Gene therapy – a procedure in which a patient’s cells are genetically modified in order to correct an inherited disease or disorder – has shown promising results in the treatment of many inherited eye diseases. After researchers have identified the gene mutation responsible for the loss of vision, they clone a healthy version of the problem gene and load it into a vehicle called a vector. The vector then travels to the retinal cells and delivers the therapeutic genetic material into the cell’s nucleus. Once there, the healthy genetic material is integrated into the cell’s DNA, thereby correcting the defective gene.

Zulliger is looking specifically at non-viral vectors, which are made up of naked DNA and are less likely to cause negative immune responses in patients than viral vectors. Viral vectors employ viruses to ferry genetic material to defective or mutated gene.

With the addition of expression-enhancing DNA elements from different sources, Zulliger is trying to increase the protein expression to a level significant for the rescue of photoreceptor cells in the retina.
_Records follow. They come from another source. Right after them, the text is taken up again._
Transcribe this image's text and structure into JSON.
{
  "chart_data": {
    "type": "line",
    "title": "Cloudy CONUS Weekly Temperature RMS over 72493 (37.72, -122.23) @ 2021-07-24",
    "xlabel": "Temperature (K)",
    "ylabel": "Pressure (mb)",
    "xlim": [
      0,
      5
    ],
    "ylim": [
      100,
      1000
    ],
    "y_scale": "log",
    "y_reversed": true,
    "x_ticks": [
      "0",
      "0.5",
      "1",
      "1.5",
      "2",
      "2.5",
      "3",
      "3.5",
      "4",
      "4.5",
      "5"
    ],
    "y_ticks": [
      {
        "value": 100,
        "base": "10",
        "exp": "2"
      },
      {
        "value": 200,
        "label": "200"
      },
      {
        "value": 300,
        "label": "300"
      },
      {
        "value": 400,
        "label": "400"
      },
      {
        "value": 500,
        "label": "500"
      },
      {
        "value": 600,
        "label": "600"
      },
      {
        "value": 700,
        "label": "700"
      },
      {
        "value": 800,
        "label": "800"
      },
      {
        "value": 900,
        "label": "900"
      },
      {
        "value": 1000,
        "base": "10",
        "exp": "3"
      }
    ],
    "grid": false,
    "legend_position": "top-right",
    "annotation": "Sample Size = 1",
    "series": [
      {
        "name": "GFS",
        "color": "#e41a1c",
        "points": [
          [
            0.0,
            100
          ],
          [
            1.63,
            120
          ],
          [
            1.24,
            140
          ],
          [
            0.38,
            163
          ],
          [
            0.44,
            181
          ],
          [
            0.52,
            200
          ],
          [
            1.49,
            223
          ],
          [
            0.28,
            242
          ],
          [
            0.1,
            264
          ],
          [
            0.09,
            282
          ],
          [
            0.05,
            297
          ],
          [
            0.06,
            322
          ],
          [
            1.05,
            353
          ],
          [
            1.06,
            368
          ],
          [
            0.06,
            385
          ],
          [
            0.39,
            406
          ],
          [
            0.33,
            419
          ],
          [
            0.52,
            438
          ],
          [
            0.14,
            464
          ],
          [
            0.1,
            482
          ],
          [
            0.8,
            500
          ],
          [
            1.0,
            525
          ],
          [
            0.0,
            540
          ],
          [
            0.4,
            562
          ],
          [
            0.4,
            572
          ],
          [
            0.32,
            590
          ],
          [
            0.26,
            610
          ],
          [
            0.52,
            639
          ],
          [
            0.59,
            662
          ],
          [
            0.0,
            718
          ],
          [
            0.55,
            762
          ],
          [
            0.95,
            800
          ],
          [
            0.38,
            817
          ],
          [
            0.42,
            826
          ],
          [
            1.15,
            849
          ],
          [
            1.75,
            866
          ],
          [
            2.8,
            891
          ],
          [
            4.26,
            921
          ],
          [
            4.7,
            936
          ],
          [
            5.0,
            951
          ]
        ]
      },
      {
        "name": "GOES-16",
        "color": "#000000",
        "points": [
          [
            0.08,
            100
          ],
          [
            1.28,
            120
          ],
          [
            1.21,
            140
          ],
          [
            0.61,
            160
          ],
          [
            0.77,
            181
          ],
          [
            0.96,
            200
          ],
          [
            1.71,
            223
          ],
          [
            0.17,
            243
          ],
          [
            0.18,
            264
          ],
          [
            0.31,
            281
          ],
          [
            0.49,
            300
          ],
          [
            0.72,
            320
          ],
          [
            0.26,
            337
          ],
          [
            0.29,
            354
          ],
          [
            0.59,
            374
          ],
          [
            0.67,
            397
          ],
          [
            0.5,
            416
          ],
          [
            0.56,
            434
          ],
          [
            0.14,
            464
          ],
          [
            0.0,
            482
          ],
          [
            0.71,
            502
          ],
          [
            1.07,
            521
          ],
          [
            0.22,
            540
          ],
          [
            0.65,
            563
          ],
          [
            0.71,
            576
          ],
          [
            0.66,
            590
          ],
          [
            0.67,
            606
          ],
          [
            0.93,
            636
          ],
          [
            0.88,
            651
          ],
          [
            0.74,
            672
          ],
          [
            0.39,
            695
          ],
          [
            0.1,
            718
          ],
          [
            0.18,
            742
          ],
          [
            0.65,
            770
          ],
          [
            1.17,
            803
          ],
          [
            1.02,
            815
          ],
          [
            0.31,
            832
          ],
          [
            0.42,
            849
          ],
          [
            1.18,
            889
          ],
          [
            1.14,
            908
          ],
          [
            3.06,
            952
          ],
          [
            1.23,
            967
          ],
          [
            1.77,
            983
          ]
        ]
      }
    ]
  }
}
Her project focuses on GC1, a retina-specific protein that is often affected in children with Leber’s congenital amaurosis (LCA), a disease characterized by rapid vision loss that can lead to complete blindness in the first decade of life.

“The improved gene therapy vectors will make a contribution to the growing field of gene therapy and hopefully lead into successful treatment of the affected patients,” Zulliger said.

The Knights Templar Eye Foundation provides support for research and education for vision loss, especially in children and young adolescents. The Career Starter grant is designed to help young scientists to develop their research independently.